Política
La casta eran ellos

Nos toman el pelo: los laburantes no pueden irse de vacaciones, pero Karina se ríe con la obra del marido de Bullrich

La secretaria presidencial, Karina Milei, junto con otros funcionarios de alto rango, fueron a ver el espectáculo teatral en el que actúa Guillermo Yanco, esposo de Patricia Bullrich. (Dibujo: NOVA)

Mientras casi la mitad de los trabajadores argentinos no pudo tomarse vacaciones durante el último año por falta de dinero, la cúpula del gobierno libertario parece moverse en una realidad paralela.

En las últimas horas, la secretaria General de la Presidencia, Karina Milei, se mostró distendida en la avenida Corrientes, asistiendo a una función teatral protagonizada por el marido de Patricia Bullrich, en una postal que expone con crudeza la distancia entre el discurso “anti casta” y las prácticas cotidianas del poder.

La hermana del presidente Javier Milei se tomó un respiro de la gestión para presenciar la obra ¿Qué somos?, protagonizada por Guillermo Yanco, esposo de la ex ministra de Seguridad. La velada tuvo aroma a encuentro político-social: junto a Karina Milei y Bullrich también asistieron el secretario de Cultura, Leandro Cifelli; la funcionaria Alejandra Monteoliva; y figuras del establishment político como Antonio De la Rúa. Todo, en el corazón de la noche porteña y lejos de cualquier gesto de austeridad simbólica.
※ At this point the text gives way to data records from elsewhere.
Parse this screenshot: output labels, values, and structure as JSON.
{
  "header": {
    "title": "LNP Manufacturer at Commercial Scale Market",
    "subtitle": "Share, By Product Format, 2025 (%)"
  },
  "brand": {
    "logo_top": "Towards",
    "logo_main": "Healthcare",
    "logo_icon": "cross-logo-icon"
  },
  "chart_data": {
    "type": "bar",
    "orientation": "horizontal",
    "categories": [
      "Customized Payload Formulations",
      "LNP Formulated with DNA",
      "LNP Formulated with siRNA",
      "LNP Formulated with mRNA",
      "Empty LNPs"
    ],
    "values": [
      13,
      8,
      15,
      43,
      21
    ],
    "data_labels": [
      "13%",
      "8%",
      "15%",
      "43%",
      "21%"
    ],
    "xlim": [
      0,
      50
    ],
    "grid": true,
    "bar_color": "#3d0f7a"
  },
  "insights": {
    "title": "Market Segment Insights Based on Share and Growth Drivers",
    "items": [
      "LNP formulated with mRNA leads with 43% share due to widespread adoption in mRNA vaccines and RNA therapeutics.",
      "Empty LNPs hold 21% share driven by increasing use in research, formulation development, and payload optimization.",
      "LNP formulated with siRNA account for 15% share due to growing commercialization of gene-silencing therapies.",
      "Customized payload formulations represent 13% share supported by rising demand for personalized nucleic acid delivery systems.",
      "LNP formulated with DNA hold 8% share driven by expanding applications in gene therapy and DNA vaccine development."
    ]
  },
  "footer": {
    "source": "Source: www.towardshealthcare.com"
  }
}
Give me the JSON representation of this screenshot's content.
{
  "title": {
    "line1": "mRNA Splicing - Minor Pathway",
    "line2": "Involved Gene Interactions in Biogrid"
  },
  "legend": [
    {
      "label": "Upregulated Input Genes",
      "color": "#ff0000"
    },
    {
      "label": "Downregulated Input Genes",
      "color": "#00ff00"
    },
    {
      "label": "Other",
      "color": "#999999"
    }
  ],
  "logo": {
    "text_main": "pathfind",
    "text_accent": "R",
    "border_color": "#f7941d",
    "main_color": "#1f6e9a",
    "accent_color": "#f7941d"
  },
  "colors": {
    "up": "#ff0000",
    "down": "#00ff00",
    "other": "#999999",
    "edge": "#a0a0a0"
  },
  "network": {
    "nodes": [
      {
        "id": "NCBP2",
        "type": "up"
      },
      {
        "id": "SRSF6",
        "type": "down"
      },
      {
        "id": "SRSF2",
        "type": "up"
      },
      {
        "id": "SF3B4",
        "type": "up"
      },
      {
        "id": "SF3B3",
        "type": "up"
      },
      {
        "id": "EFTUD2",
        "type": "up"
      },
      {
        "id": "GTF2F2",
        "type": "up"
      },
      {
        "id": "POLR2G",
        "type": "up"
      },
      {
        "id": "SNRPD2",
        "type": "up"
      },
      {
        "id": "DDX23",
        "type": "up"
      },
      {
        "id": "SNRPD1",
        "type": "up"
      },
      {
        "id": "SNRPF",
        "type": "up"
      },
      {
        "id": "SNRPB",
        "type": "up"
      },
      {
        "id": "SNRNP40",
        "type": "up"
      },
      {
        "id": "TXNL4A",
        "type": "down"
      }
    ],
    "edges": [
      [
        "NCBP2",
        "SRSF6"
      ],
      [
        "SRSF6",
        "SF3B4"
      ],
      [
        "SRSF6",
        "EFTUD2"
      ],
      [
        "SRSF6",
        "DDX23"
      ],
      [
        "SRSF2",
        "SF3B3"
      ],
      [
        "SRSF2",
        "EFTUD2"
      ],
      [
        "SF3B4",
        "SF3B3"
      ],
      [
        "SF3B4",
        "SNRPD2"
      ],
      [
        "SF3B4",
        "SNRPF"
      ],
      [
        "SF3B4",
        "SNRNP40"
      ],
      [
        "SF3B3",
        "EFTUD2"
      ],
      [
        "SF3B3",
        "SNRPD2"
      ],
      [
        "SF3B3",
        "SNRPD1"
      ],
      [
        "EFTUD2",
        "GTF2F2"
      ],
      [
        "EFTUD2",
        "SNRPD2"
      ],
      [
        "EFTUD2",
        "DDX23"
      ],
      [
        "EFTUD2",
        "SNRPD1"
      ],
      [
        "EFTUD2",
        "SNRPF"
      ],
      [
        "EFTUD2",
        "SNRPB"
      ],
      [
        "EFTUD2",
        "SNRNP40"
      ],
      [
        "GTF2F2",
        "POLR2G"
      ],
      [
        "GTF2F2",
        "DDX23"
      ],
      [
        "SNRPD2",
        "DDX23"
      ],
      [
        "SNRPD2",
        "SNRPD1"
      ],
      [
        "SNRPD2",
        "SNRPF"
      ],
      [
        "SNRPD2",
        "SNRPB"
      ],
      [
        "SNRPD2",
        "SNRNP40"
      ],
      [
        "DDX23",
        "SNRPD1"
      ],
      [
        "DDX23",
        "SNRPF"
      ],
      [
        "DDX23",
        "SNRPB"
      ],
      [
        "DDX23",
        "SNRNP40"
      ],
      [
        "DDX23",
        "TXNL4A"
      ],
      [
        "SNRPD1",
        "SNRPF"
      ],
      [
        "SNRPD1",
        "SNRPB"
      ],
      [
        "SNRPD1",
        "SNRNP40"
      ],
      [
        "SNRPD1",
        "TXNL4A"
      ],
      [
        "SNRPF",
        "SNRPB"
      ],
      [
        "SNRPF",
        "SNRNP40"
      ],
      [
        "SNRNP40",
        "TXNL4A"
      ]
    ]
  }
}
La escena contrasta de manera brutal con los datos que surgen de estudios recientes sobre la realidad laboral en la Argentina. Según un informe de Bumeran, el 46 por ciento de los trabajadores no se tomó vacaciones en el último año y, entre ellos, el 56 señaló la falta de poder adquisitivo como el principal motivo. Es decir, millones de personas que trabajan no pueden acceder siquiera a un descanso básico, mientras el relato oficial insiste en que el ajuste es el precio necesario para “ordenar la economía”.

La brecha no es solo material, sino también cultural y política. Mientras el Gobierno reivindica la motosierra, celebra el fin del “Estado presente” y responsabiliza a los propios ciudadanos por su situación económica, sus principales referentes exhiben una agenda social propia de aquello que dicen combatir: salidas nocturnas, vínculos cerrados entre funcionarios y funcionarios, y una naturalización de privilegios que no están al alcance del ciudadano común.

Los números son elocuentes. Un informe de Zentrix Consultora revela que el 39,3 por ciento de la población no cuenta con recursos para viajar este verano y que el 77,6 por ciento de los argentinos asegura que su salario perdió frente a la inflación. El deterioro es tan profundo que el 64 por ciento se autopercibe hoy como clase media baja o baja. En ese contexto, el acceso al descanso se convirtió, según el propio informe, en un “umbral social que separa estabilidad de vulnerabilidad”.

Sin embargo, desde el oficialismo no hay señales de empatía ni de revisión del rumbo. Por el contrario, las imágenes de funcionarios disfrutando de espectáculos y eventos sociales funcionan como un recordatorio involuntario de que el sacrificio no es parejo. La “casta”, aquella a la que Milei prometió combatir, parece no haber desaparecido: simplemente cambió de discurso.

Mientras una parte creciente de la sociedad ajusta vacaciones, reduce escapadas a fines de semana largos o directamente se queda en casa por no poder pagar un pasaje, en las esferas del poder el ajuste no toca la agenda personal. La risa “sanadora” que celebra el elenco sobre el escenario de Corrientes contrasta con el malestar de una Argentina que trabaja más, gana menos y descansa cada vez menos.

El Gobierno que llegó prometiendo dinamitar privilegios empieza a exhibirlos sin pudor. Y en ese espejo, el relato libertario se resquebraja: no por una obra de teatro, sino por la desigualdad obscena entre quienes gobiernan y quienes apenas sobreviven.